Unlike previous frugal seniors, many baby boomers are flush with disposable income, and they’re not afraid to spend it. RV manufacturers are taking note.

But there’s more involved than just a “bigger is better” attitude. While rigs roomy enough to hold a hot tub and surround-sound stereo TV can be found, there’s a new emphasis on lighter-weight, towable vehicles and more fuel-efficient motor homes.

Manufacturers have ramped up on style and craftsmanship and added green technologies, such as solar panels and LED lighting. Many models are wired for Bluetooth and other necessities of our techno-centric world.

This surge in sales comes as the economy gains steam, gas prices remain low and lenders are less reluctant about opening up credit lines — a necessity even for well-heeled RV buyers.

The average price of a basic tent trailer is less than $10,000. Travel trailers start at about $12,000 and can cost upward of $100,000 for a fifth-wheel. Camper vans, which are smaller versions of the enclosed motor home, start at $40,000 to $60,000 and easily run into six figures.

When it comes to luxe, no brand can touch the cachet of the Airstream. Models range from $45,000 to $150,000 and come with such optional upgrades as Corian countertops, leather seats and hickory hardwood cabinets.

In a hot market for travel trailers, Airstream is even hotter. Last year, sales rose 35 percent from the previous year, far outpacing the industry’s 13 percent rise. And the majority of new Airstream owners are first-time RVers in the 50-to-69 age range, the company said.
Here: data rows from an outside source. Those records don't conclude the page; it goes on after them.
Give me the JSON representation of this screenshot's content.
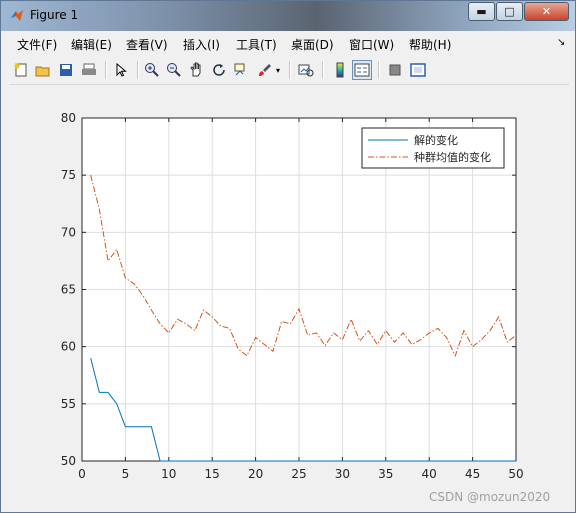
{
  "window": {
    "title": "Figure 1",
    "buttons": {
      "minimize": "▬",
      "maximize": "□",
      "close": "✕"
    }
  },
  "menu": {
    "items": [
      "文件(F)",
      "编辑(E)",
      "查看(V)",
      "插入(I)",
      "工具(T)",
      "桌面(D)",
      "窗口(W)",
      "帮助(H)"
    ],
    "dock_arrow": "↘"
  },
  "toolbar": {
    "icons": [
      "new-figure-icon",
      "open-file-icon",
      "save-icon",
      "print-icon",
      "pointer-icon",
      "zoom-in-icon",
      "zoom-out-icon",
      "pan-hand-icon",
      "rotate-3d-icon",
      "data-cursor-icon",
      "brush-icon",
      "link-plot-icon",
      "colorbar-icon",
      "legend-icon",
      "hide-plot-tools-icon",
      "show-plot-tools-icon"
    ]
  },
  "watermark": "CSDN @mozun2020",
  "chart_data": {
    "type": "line",
    "title": "",
    "xlabel": "",
    "ylabel": "",
    "xlim": [
      0,
      50
    ],
    "ylim": [
      50,
      80
    ],
    "xticks": [
      0,
      5,
      10,
      15,
      20,
      25,
      30,
      35,
      40,
      45,
      50
    ],
    "yticks": [
      50,
      55,
      60,
      65,
      70,
      75,
      80
    ],
    "grid": true,
    "legend_position": "top-right",
    "series": [
      {
        "name": "解的变化",
        "color": "#0072bd",
        "style": "solid",
        "x": [
          1,
          2,
          3,
          4,
          5,
          6,
          7,
          8,
          9,
          10,
          11,
          12,
          13,
          14,
          15,
          16,
          17,
          18,
          19,
          20,
          21,
          22,
          23,
          24,
          25,
          26,
          27,
          28,
          29,
          30,
          31,
          32,
          33,
          34,
          35,
          36,
          37,
          38,
          39,
          40,
          41,
          42,
          43,
          44,
          45,
          46,
          47,
          48,
          49,
          50
        ],
        "y": [
          59,
          56,
          56,
          55,
          53,
          53,
          53,
          53,
          50,
          50,
          50,
          50,
          50,
          50,
          50,
          50,
          50,
          50,
          50,
          50,
          50,
          50,
          50,
          50,
          50,
          50,
          50,
          50,
          50,
          50,
          50,
          50,
          50,
          50,
          50,
          50,
          50,
          50,
          50,
          50,
          50,
          50,
          50,
          50,
          50,
          50,
          50,
          50,
          50,
          50
        ]
      },
      {
        "name": "种群均值的变化",
        "color": "#d95319",
        "style": "dashdot",
        "x": [
          1,
          2,
          3,
          4,
          5,
          6,
          7,
          8,
          9,
          10,
          11,
          12,
          13,
          14,
          15,
          16,
          17,
          18,
          19,
          20,
          21,
          22,
          23,
          24,
          25,
          26,
          27,
          28,
          29,
          30,
          31,
          32,
          33,
          34,
          35,
          36,
          37,
          38,
          39,
          40,
          41,
          42,
          43,
          44,
          45,
          46,
          47,
          48,
          49,
          50
        ],
        "y": [
          75,
          72,
          67.5,
          68.5,
          66,
          65.5,
          64.5,
          63.2,
          62,
          61.2,
          62.4,
          62,
          61.4,
          63.2,
          62.6,
          61.8,
          61.6,
          59.8,
          59.2,
          60.8,
          60.2,
          59.6,
          62.2,
          62,
          63.3,
          61,
          61.2,
          60.1,
          61.2,
          60.6,
          62.4,
          60.5,
          61.4,
          60.2,
          61.4,
          60.4,
          61.2,
          60.2,
          60.6,
          61.2,
          61.6,
          60.8,
          59.2,
          61.4,
          60,
          60.6,
          61.4,
          62.6,
          60.4,
          61
        ]
      }
    ]
  }
}
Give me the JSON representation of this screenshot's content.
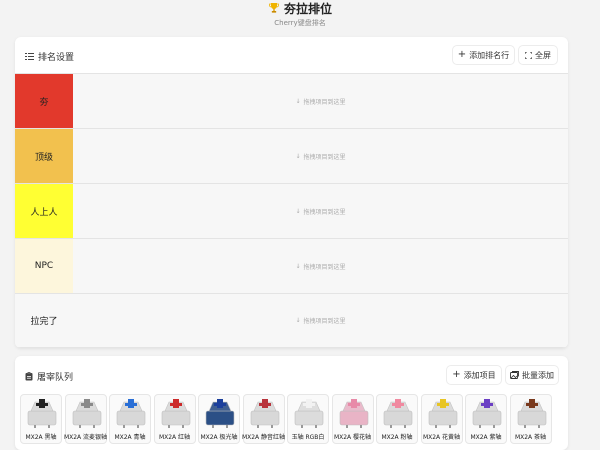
{
  "header": {
    "title": "夯拉排位",
    "subtitle": "Cherry键盘排名"
  },
  "tier_panel": {
    "label": "排名设置",
    "add_row_label": "添加排名行",
    "fullscreen_label": "全屏",
    "drop_hint": "拖拽项目到这里",
    "tiers": [
      {
        "label": "夯",
        "color": "#e2392c"
      },
      {
        "label": "顶级",
        "color": "#f2c14e"
      },
      {
        "label": "人上人",
        "color": "#ffff33"
      },
      {
        "label": "NPC",
        "color": "#fdf6dc"
      },
      {
        "label": "拉完了",
        "color": "#f7f7f7"
      }
    ]
  },
  "queue": {
    "label": "屠宰队列",
    "add_item_label": "添加项目",
    "batch_add_label": "批量添加",
    "items": [
      {
        "name": "MX2A 黑轴",
        "stem_color": "#222222",
        "housing": "#d8d8d8"
      },
      {
        "name": "MX2A 流麦银轴",
        "stem_color": "#8a8a8a",
        "housing": "#d8d8d8"
      },
      {
        "name": "MX2A 青轴",
        "stem_color": "#2a6fd6",
        "housing": "#d8d8d8"
      },
      {
        "name": "MX2A 红轴",
        "stem_color": "#cc2a2a",
        "housing": "#d8d8d8"
      },
      {
        "name": "MX2A 极光轴",
        "stem_color": "#1b3f9c",
        "housing": "#2b4f86"
      },
      {
        "name": "MX2A 静音红轴",
        "stem_color": "#b8333b",
        "housing": "#d8d8d8"
      },
      {
        "name": "玉轴 RGB白",
        "stem_color": "#f2f2f2",
        "housing": "#dcdcdc"
      },
      {
        "name": "MX2A 樱花轴",
        "stem_color": "#e88aa8",
        "housing": "#e9b4c6"
      },
      {
        "name": "MX2A 粉轴",
        "stem_color": "#f08aa0",
        "housing": "#d8d8d8"
      },
      {
        "name": "MX2A 花黄轴",
        "stem_color": "#e8c524",
        "housing": "#d8d8d8"
      },
      {
        "name": "MX2A 紫轴",
        "stem_color": "#6b3fc4",
        "housing": "#d8d8d8"
      },
      {
        "name": "MX2A 茶轴",
        "stem_color": "#7a3a1e",
        "housing": "#d8d8d8"
      }
    ]
  }
}
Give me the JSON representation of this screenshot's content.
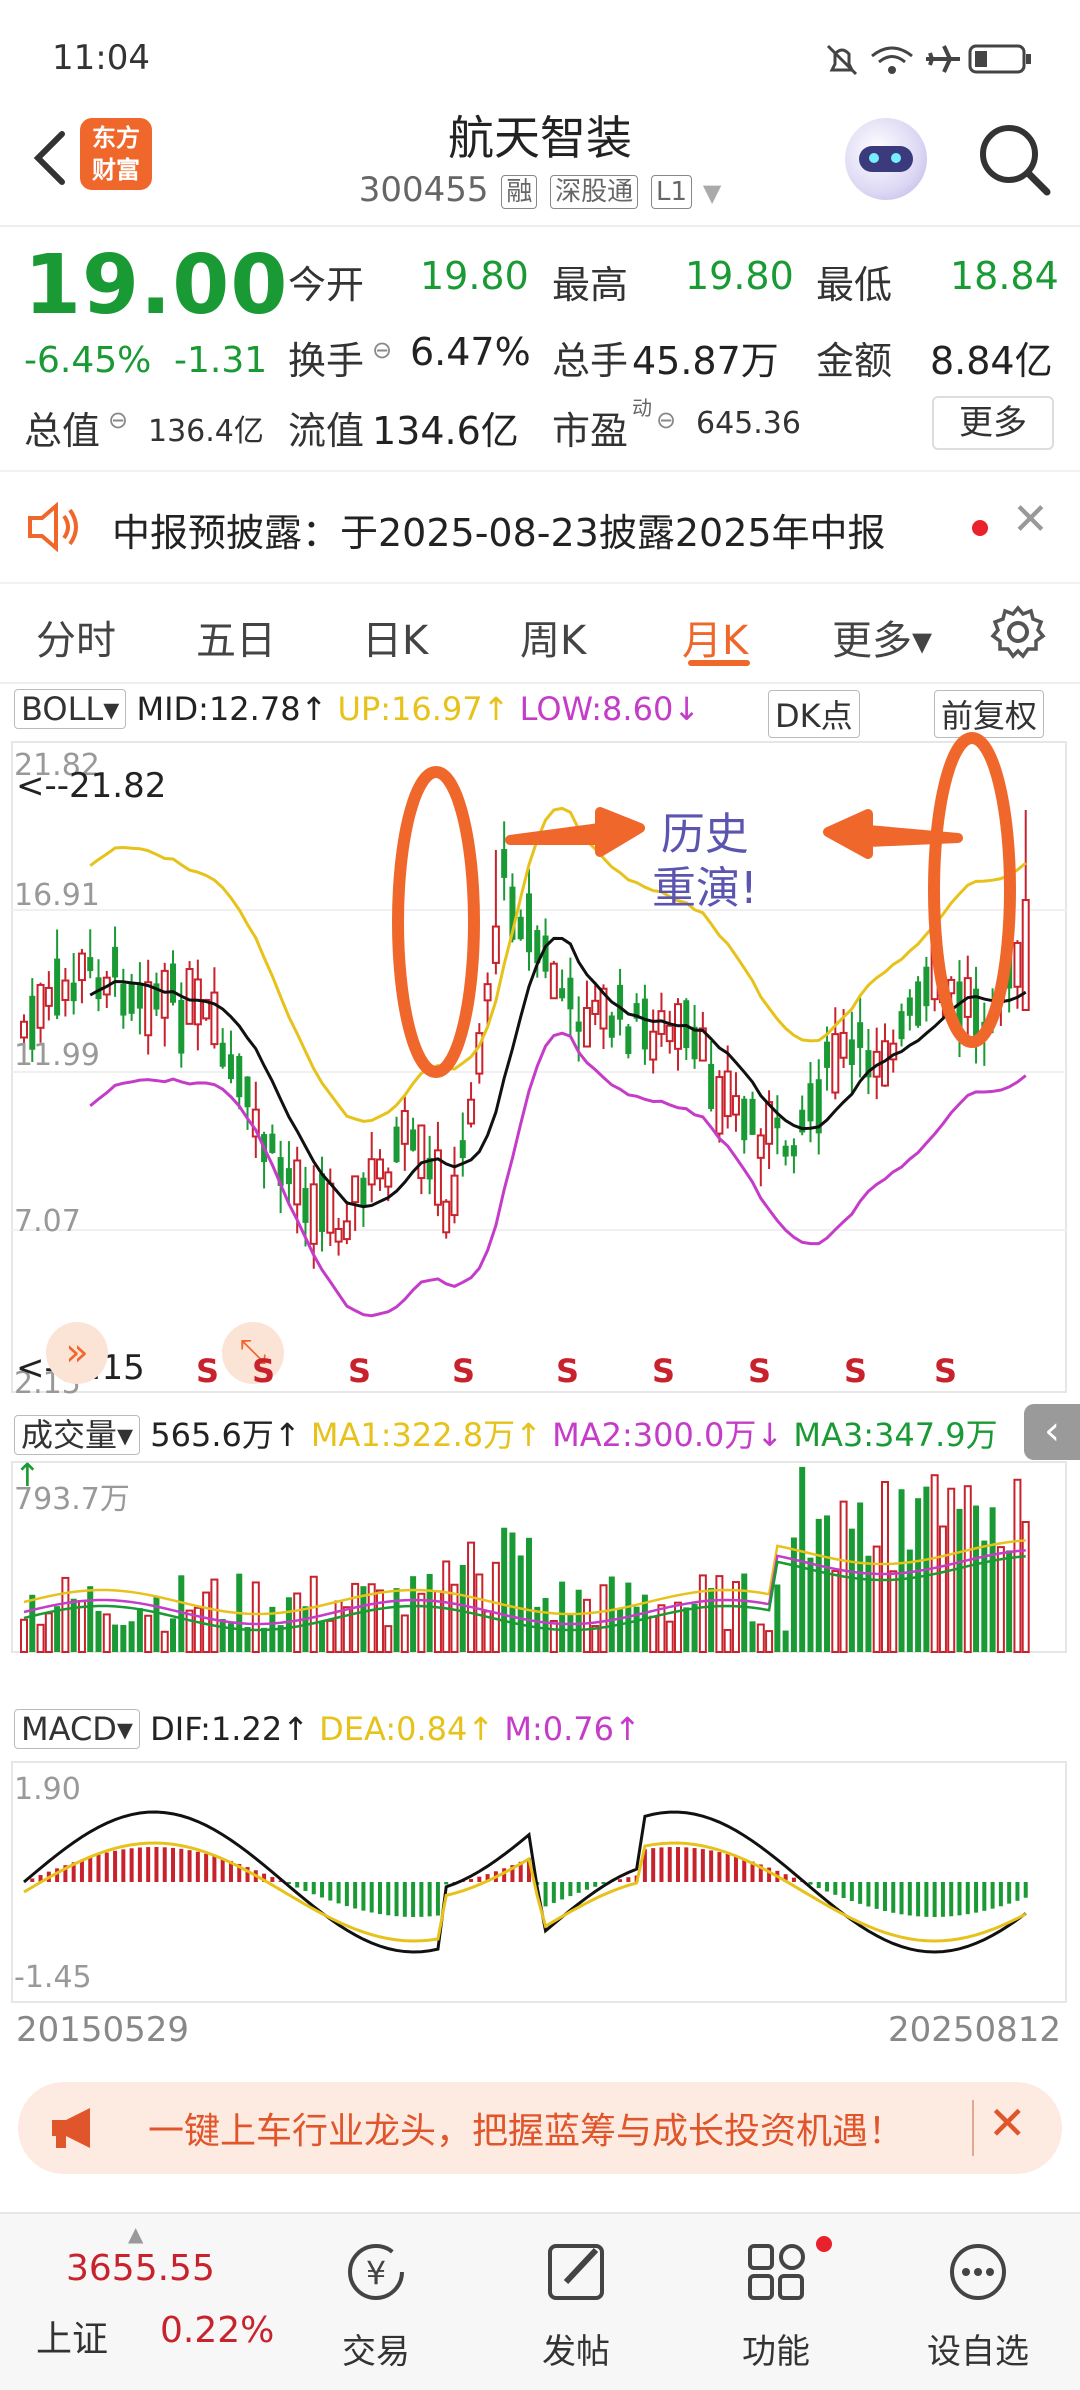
{
  "status": {
    "time": "11:04"
  },
  "header": {
    "logo_line1": "东方",
    "logo_line2": "财富",
    "name": "航天智装",
    "code": "300455",
    "tags": [
      "融",
      "深股通",
      "L1"
    ]
  },
  "quote": {
    "price": "19.00",
    "change_pct": "-6.45%",
    "change": "-1.31",
    "open_label": "今开",
    "open": "19.80",
    "high_label": "最高",
    "high": "19.80",
    "low_label": "最低",
    "low": "18.84",
    "turnover_label": "换手",
    "turnover": "6.47%",
    "volume_label": "总手",
    "volume": "45.87万",
    "amount_label": "金额",
    "amount": "8.84亿",
    "mktcap_label": "总值",
    "mktcap": "136.4亿",
    "float_label": "流值",
    "float": "134.6亿",
    "pe_label": "市盈",
    "pe_sup": "动",
    "pe": "645.36",
    "more_label": "更多"
  },
  "notice": {
    "text": "中报预披露：于2025-08-23披露2025年中报"
  },
  "tabs": [
    "分时",
    "五日",
    "日K",
    "周K",
    "月K",
    "更多▾"
  ],
  "boll": {
    "name": "BOLL",
    "mid": "MID:12.78↑",
    "up": "UP:16.97↑",
    "low": "LOW:8.60↓",
    "dk": "DK点",
    "fq": "前复权",
    "axis": [
      "21.82",
      "16.91",
      "11.99",
      "7.07",
      "2.15"
    ],
    "hi_marker": "<--21.82",
    "lo_marker": "<--2.15",
    "annotation_line1": "历史",
    "annotation_line2": "重演!",
    "s_label": "S"
  },
  "volume": {
    "name": "成交量",
    "value": "565.6万↑",
    "ma1": "MA1:322.8万↑",
    "ma2": "MA2:300.0万↓",
    "ma3": "MA3:347.9万↑",
    "axis_top": "793.7万"
  },
  "macd": {
    "name": "MACD",
    "dif": "DIF:1.22↑",
    "dea": "DEA:0.84↑",
    "m": "M:0.76↑",
    "axis_top": "1.90",
    "axis_bottom": "-1.45"
  },
  "dates": {
    "start": "20150529",
    "end": "20250812"
  },
  "banner": {
    "text": "一键上车行业龙头，把握蓝筹与成长投资机遇！"
  },
  "bottom_nav": {
    "index_value": "3655.55",
    "index_name": "上证",
    "index_change": "0.22%",
    "items": [
      "交易",
      "发帖",
      "功能",
      "设自选"
    ]
  },
  "colors": {
    "up": "#c8232c",
    "down": "#1a9a34",
    "accent": "#f0672b",
    "boll_up": "#e6c21a",
    "boll_low": "#c43cc8"
  }
}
For some RVers, comfort comes first.

Joe Warren, a retired attorney based in Memphis, Tenn., has a van-style Winnebago.

“I’m spending my kids’ inheritance,” Warren, 60, said of his roomy RV and other retirement plans, which include trips to Peru, Paris and Africa next spring.

Warren and his wife spent many years in sleeping bags and tents, but gave that up in 2001 and bought their first RV. Now, when there’s a storm and they are tucked inside their luxury ride; Warren shakes his head and says without apology, “Those poor tent people.”